The only reason for getting a dx is if it gets him tools that help him get by in the near term.
Look at all the above stories, and realize that it’s not necessarily that there is something wrong our kids- a LOT of it is that we are trying to make everybody dance to a single tune- and that tune is not a natural one for adolescents.
Many of these ‘problems’ improve dramatically, or even resolve, with old-fashioned maturing- and from moving into arenas where success is measured differently than a school classroom, where the needs of the school system, not the needs of developing young adults, are paramount. The things that measure success in high school are often very narrow and incremental- and are not the same as those that measure success for adults.
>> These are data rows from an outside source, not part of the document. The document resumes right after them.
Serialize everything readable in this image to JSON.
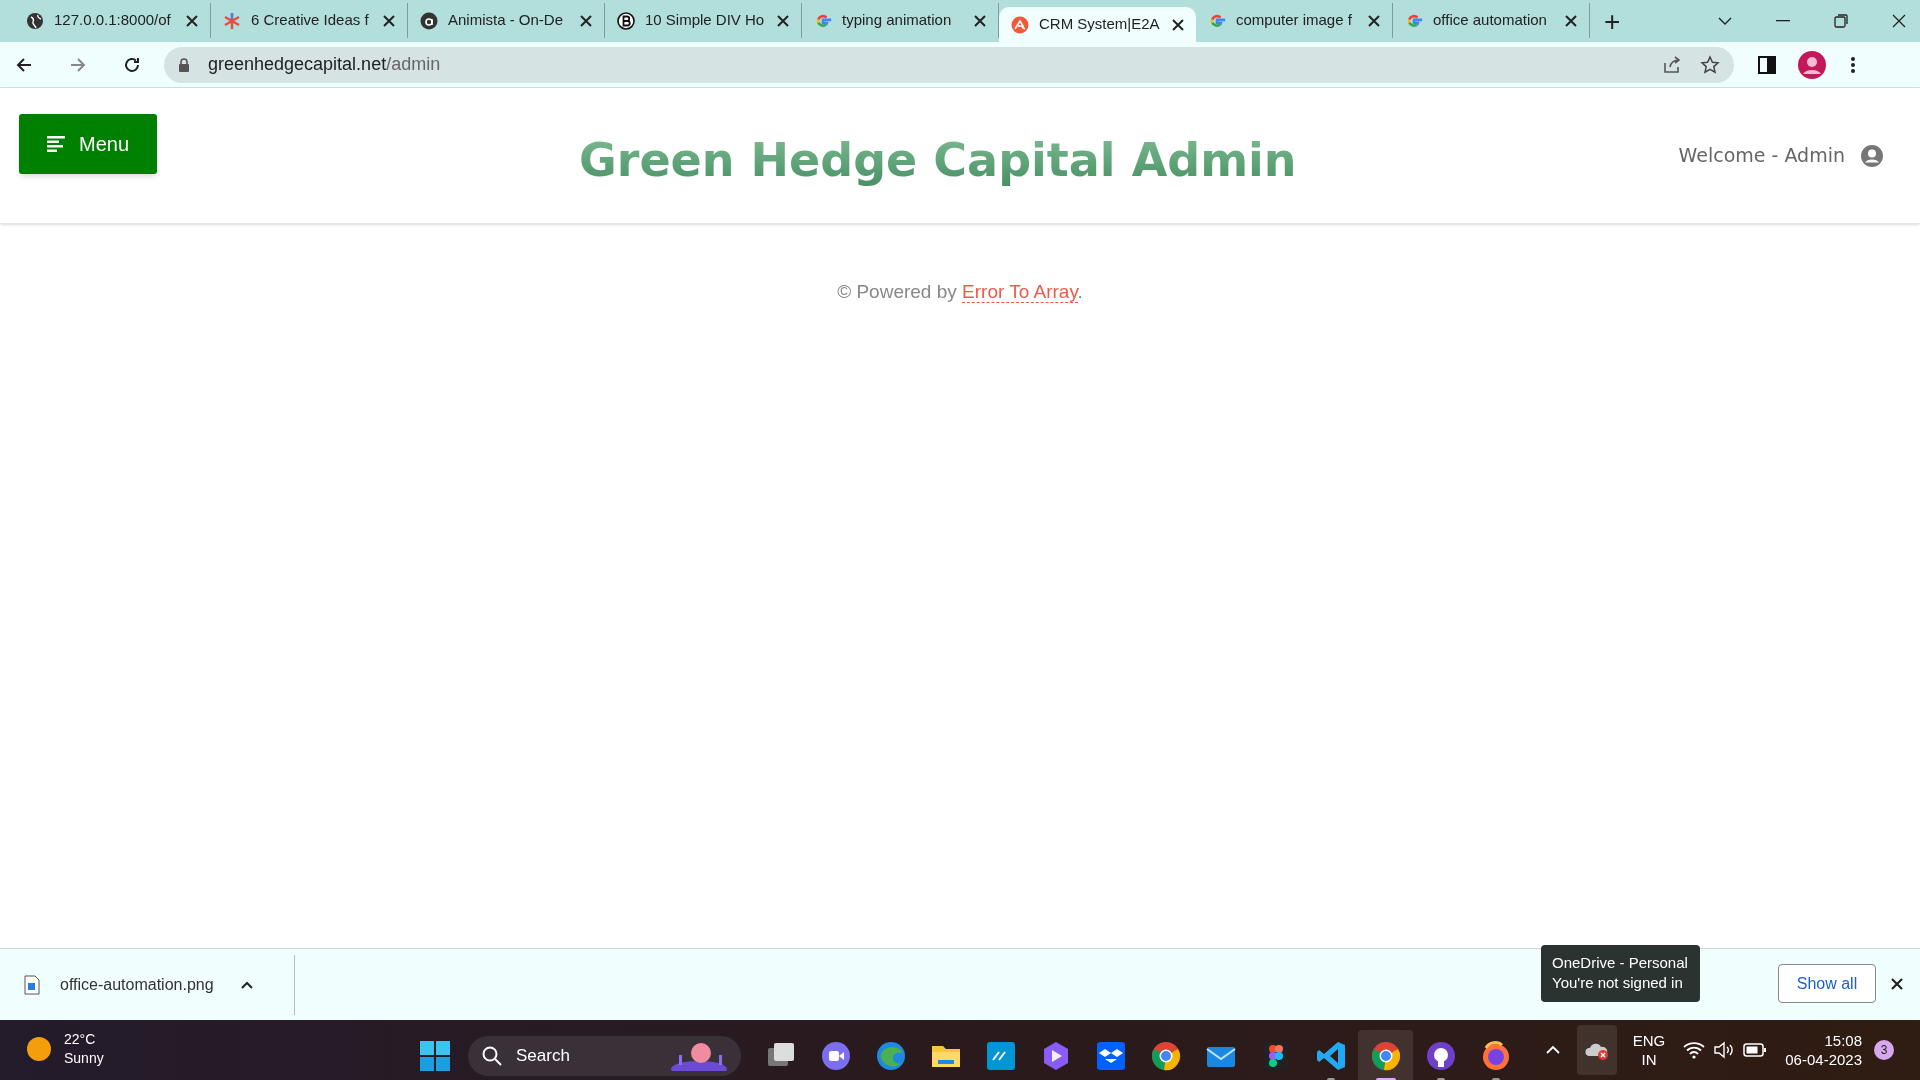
{
  "browser": {
    "tabs": [
      {
        "title": "127.0.0.1:8000/of",
        "kind": "globe",
        "selected": false
      },
      {
        "title": "6 Creative Ideas f",
        "kind": "asterisk",
        "selected": false
      },
      {
        "title": "Animista - On-De",
        "kind": "letter-a",
        "selected": false
      },
      {
        "title": "10 Simple DIV Ho",
        "kind": "letter-b",
        "selected": false
      },
      {
        "title": "typing animation",
        "kind": "google",
        "selected": false
      },
      {
        "title": "CRM System|E2A",
        "kind": "e2a",
        "selected": true
      },
      {
        "title": "computer image f",
        "kind": "google",
        "selected": false
      },
      {
        "title": "office automation",
        "kind": "google",
        "selected": false
      }
    ],
    "new_tab": "+",
    "address": {
      "host": "greenhedgecapital.net",
      "path": "/admin"
    }
  },
  "page": {
    "menu_button": "Menu",
    "title": "Green Hedge Capital Admin",
    "welcome": "Welcome - Admin",
    "footer": {
      "prefix": "© Powered by ",
      "link": "Error To Array",
      "suffix": "."
    }
  },
  "downloads": {
    "file": "office-automation.png",
    "show_all": "Show all"
  },
  "tooltip": {
    "lines": [
      "OneDrive - Personal",
      "You're not signed in"
    ]
  },
  "taskbar": {
    "weather": {
      "temp": "22°C",
      "condition": "Sunny"
    },
    "search": "Search",
    "apps": [
      {
        "kind": "files-stack",
        "running": false,
        "selected": false
      },
      {
        "kind": "meet",
        "running": false,
        "selected": false
      },
      {
        "kind": "edge",
        "running": false,
        "selected": false
      },
      {
        "kind": "folder",
        "running": false,
        "selected": false
      },
      {
        "kind": "hp",
        "running": false,
        "selected": false
      },
      {
        "kind": "copilot",
        "running": false,
        "selected": false
      },
      {
        "kind": "dropbox",
        "running": false,
        "selected": false
      },
      {
        "kind": "chrome",
        "running": false,
        "selected": false
      },
      {
        "kind": "mail",
        "running": false,
        "selected": false
      },
      {
        "kind": "figma",
        "running": false,
        "selected": false
      },
      {
        "kind": "vscode",
        "running": true,
        "selected": false
      },
      {
        "kind": "chrome",
        "running": true,
        "selected": true
      },
      {
        "kind": "github",
        "running": true,
        "selected": false
      },
      {
        "kind": "firefox",
        "running": true,
        "selected": false
      }
    ],
    "language": [
      "ENG",
      "IN"
    ],
    "time": "15:08",
    "date": "06-04-2023",
    "notifications": "3"
  }
}
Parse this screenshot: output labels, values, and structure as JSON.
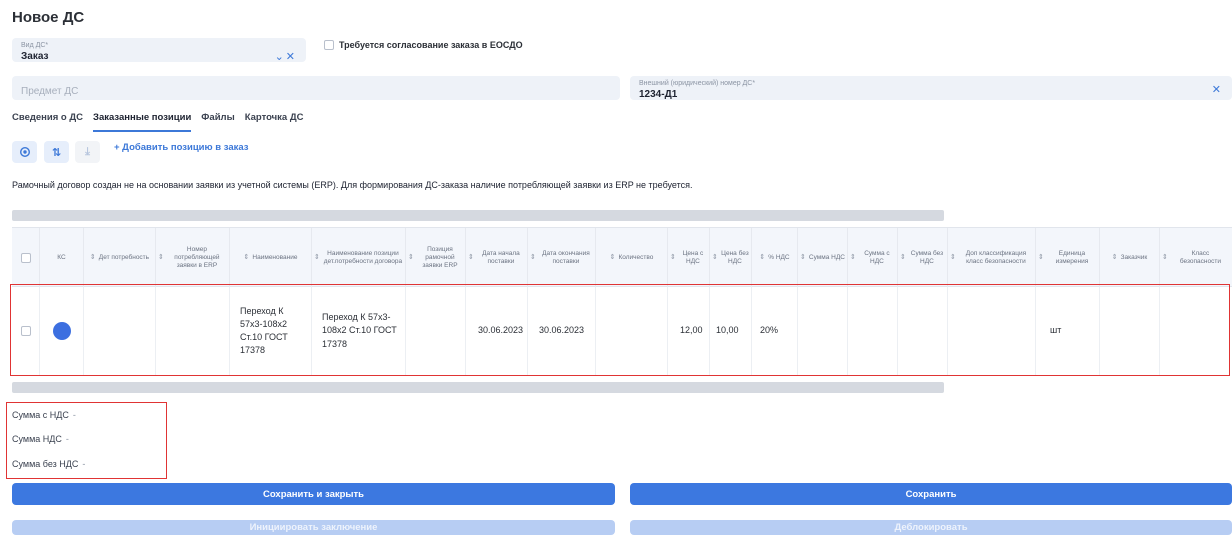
{
  "page": {
    "title": "Новое ДС"
  },
  "form": {
    "ds_type": {
      "label": "Вид ДС*",
      "value": "Заказ"
    },
    "approval_checkbox": {
      "label": "Требуется согласование заказа в ЕОСДО",
      "checked": false
    },
    "subject": {
      "placeholder": "Предмет ДС"
    },
    "external_number": {
      "label": "Внешний (юридический) номер ДС*",
      "value": "1234-Д1"
    }
  },
  "tabs": [
    {
      "label": "Сведения о ДС",
      "active": false
    },
    {
      "label": "Заказанные позиции",
      "active": true
    },
    {
      "label": "Файлы",
      "active": false
    },
    {
      "label": "Карточка ДС",
      "active": false
    }
  ],
  "toolbar": {
    "view_icon": "eye-icon",
    "sort_icon": "sort-arrows-icon",
    "download_icon": "download-icon",
    "add_label": "+ Добавить позицию в заказ"
  },
  "notice": "Рамочный договор создан не на основании заявки из учетной системы (ERP). Для формирования ДС-заказа наличие потребляющей заявки из ERP не требуется.",
  "table": {
    "columns": [
      {
        "key": "select",
        "label": "",
        "sortable": false
      },
      {
        "key": "ks",
        "label": "КС",
        "sortable": false
      },
      {
        "key": "det_need",
        "label": "Дет потребность",
        "sortable": true
      },
      {
        "key": "erp_number",
        "label": "Номер потребляющей заявки в ERP",
        "sortable": true
      },
      {
        "key": "name",
        "label": "Наименование",
        "sortable": true
      },
      {
        "key": "pos_name",
        "label": "Наименование позиции дет.потребности договора",
        "sortable": true
      },
      {
        "key": "frame_pos",
        "label": "Позиция рамочной заявки ERP",
        "sortable": true
      },
      {
        "key": "start_date",
        "label": "Дата начала поставки",
        "sortable": true
      },
      {
        "key": "end_date",
        "label": "Дата окончания поставки",
        "sortable": true
      },
      {
        "key": "qty",
        "label": "Количество",
        "sortable": true
      },
      {
        "key": "price_vat",
        "label": "Цена с НДС",
        "sortable": true
      },
      {
        "key": "price_novat",
        "label": "Цена без НДС",
        "sortable": true
      },
      {
        "key": "vat_pct",
        "label": "% НДС",
        "sortable": true
      },
      {
        "key": "sum_vat",
        "label": "Сумма НДС",
        "sortable": true
      },
      {
        "key": "sum_with_vat",
        "label": "Сумма с НДС",
        "sortable": true
      },
      {
        "key": "sum_novat",
        "label": "Сумма без НДС",
        "sortable": true
      },
      {
        "key": "safety_class_extra",
        "label": "Доп классификация класс безопасности",
        "sortable": true
      },
      {
        "key": "unit",
        "label": "Единица измерения",
        "sortable": true
      },
      {
        "key": "customer",
        "label": "Заказчик",
        "sortable": true
      },
      {
        "key": "safety_class",
        "label": "Класс безопасности",
        "sortable": true
      }
    ],
    "rows": [
      {
        "ks_status_color": "#3c6fe0",
        "name": "Переход К 57х3-108х2 Ст.10 ГОСТ 17378",
        "pos_name": "Переход К 57х3-108х2 Ст.10 ГОСТ 17378",
        "start_date": "30.06.2023",
        "end_date": "30.06.2023",
        "price_vat": "12,00",
        "price_novat": "10,00",
        "vat_pct": "20%",
        "unit": "шт"
      }
    ]
  },
  "totals": [
    {
      "label": "Сумма с НДС",
      "value": "-"
    },
    {
      "label": "Сумма НДС",
      "value": "-"
    },
    {
      "label": "Сумма без НДС",
      "value": "-"
    }
  ],
  "buttons": {
    "save_close": "Сохранить и закрыть",
    "save": "Сохранить",
    "initiate": "Инициировать заключение",
    "unblock": "Деблокировать"
  },
  "colors": {
    "accent": "#3c78e0",
    "highlight": "#e03434",
    "status_dot": "#3c6fe0"
  }
}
With time, he will get better at some of the organizing and forgetting things- but, he will probably never be very good at them. It will just matter less as he charts his adult path. One of my collegekids* has known since she was pretty young that she needs to get herself to jobs that come with PAs asap 
See if the two of you can team up to find ways to help him get through- and try and find places where he can be successful from time to time. It can be as small as working out that teacher X ‘gets’ him and that teacher Y gives fewer small daily assignments- and helping him get more of those teachers. Look for ways to work with hime (finding new checklist systems to help protect him from himself, etc), rather than you fighting with him to try to be something he isn’t. Knowing that YOU are on his side and see these HS hurdles as an arbitrary and tedious part of his world that have to be gotten through to get to the more fun part of college, not as things that are a meaningful judgement about him, can do wonders.
*who has left her suitcase behind at the gate not once, but twice. Btw, she thrived at a UK uni, where admissions is based on standardized tests (APs mostly) not GPAs, and where you only study the field you are interested in.